Experts have previously provided theories when it comes to kids cheating in school, but a new study conducted by researchers from San Francisco State University found that attitudes about cheating tend not to change much outside of the classroom.
The study revealed that those who are more accepting of cheating when they’re in school are also more likely to hold onto those beliefs in their workplace as adults.
“If [students] have this attitude while they’re in school -- that it’s OK to cheat in school -- that attitude unfortunately will carry over to the corporate boardroom,” said researcher Foo Nin Ho.
Understanding attitudes about cheating
The researchers surveyed graduate students to determine their beliefs about cheating in the classroom versus cheating in the workplace in an effort to understand if a relationship existed between the two.

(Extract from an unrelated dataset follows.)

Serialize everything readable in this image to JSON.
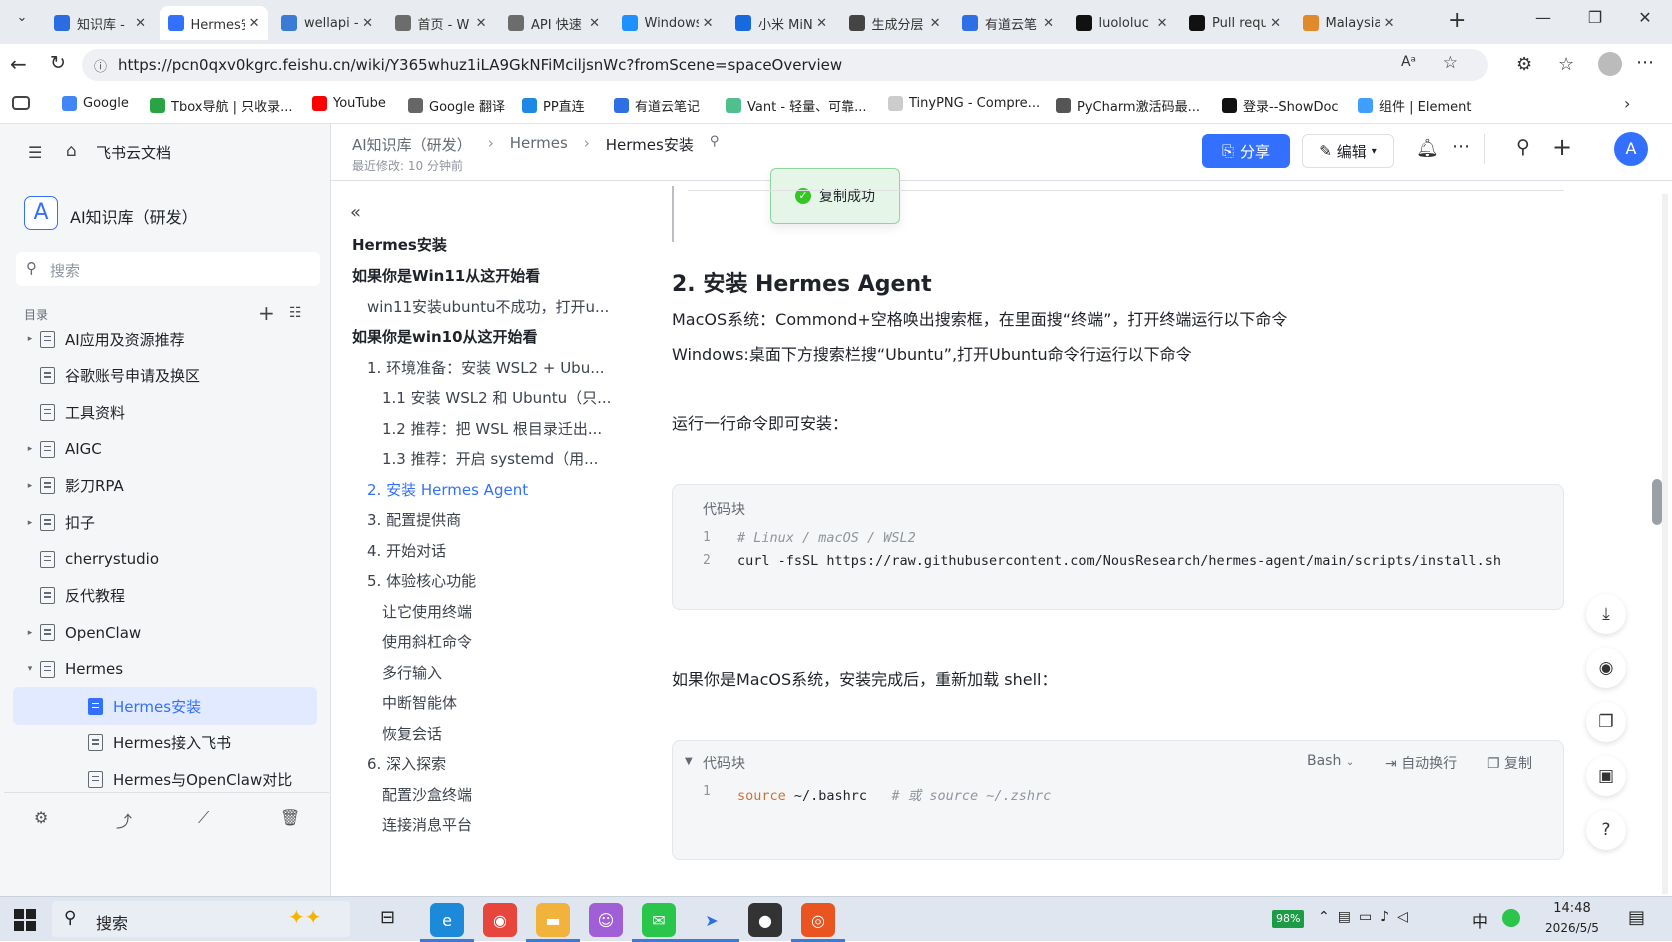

Participants read statements regarding cheating in either scenario and then marked how acceptable or unacceptable they deemed the behavior. The biggest takeaway from the study was that students who had more lenient attitudes about cheating in the classroom were consistent in these beliefs as they progressed into adulthood.
However, the researchers took this study a step further to look at why this was the case. They determined that students who have a more collective mindsight are more willing to accept cheating, as they prefer having everyone succeed. Those who are more self-focused were more likely to have stricter views about cheating -- in the classroom and otherwise.
Though this was an interesting trend that emerged among the students involved in the study, the researchers do warn that this isn’t the sole explanation for why some students are okay with cheating while others aren’t.
The researchers hope that teachers can use these findings as a learning tool to help change students’ attitudes in the classroom. Based on another recent study, bosses who are seen by their employees as displaying ethical leadership were found to create a more positive work environment and more satisfied employees.
“As professors, we need to set the tone and say, ‘This is what’s not rewarded in the classroom’ and train students that following ethical behavior leads to better outcomes,” said researcher Glen Brodowsky. “So when they graduate and work for companies they will [be] better equipped to evaluate that situation.”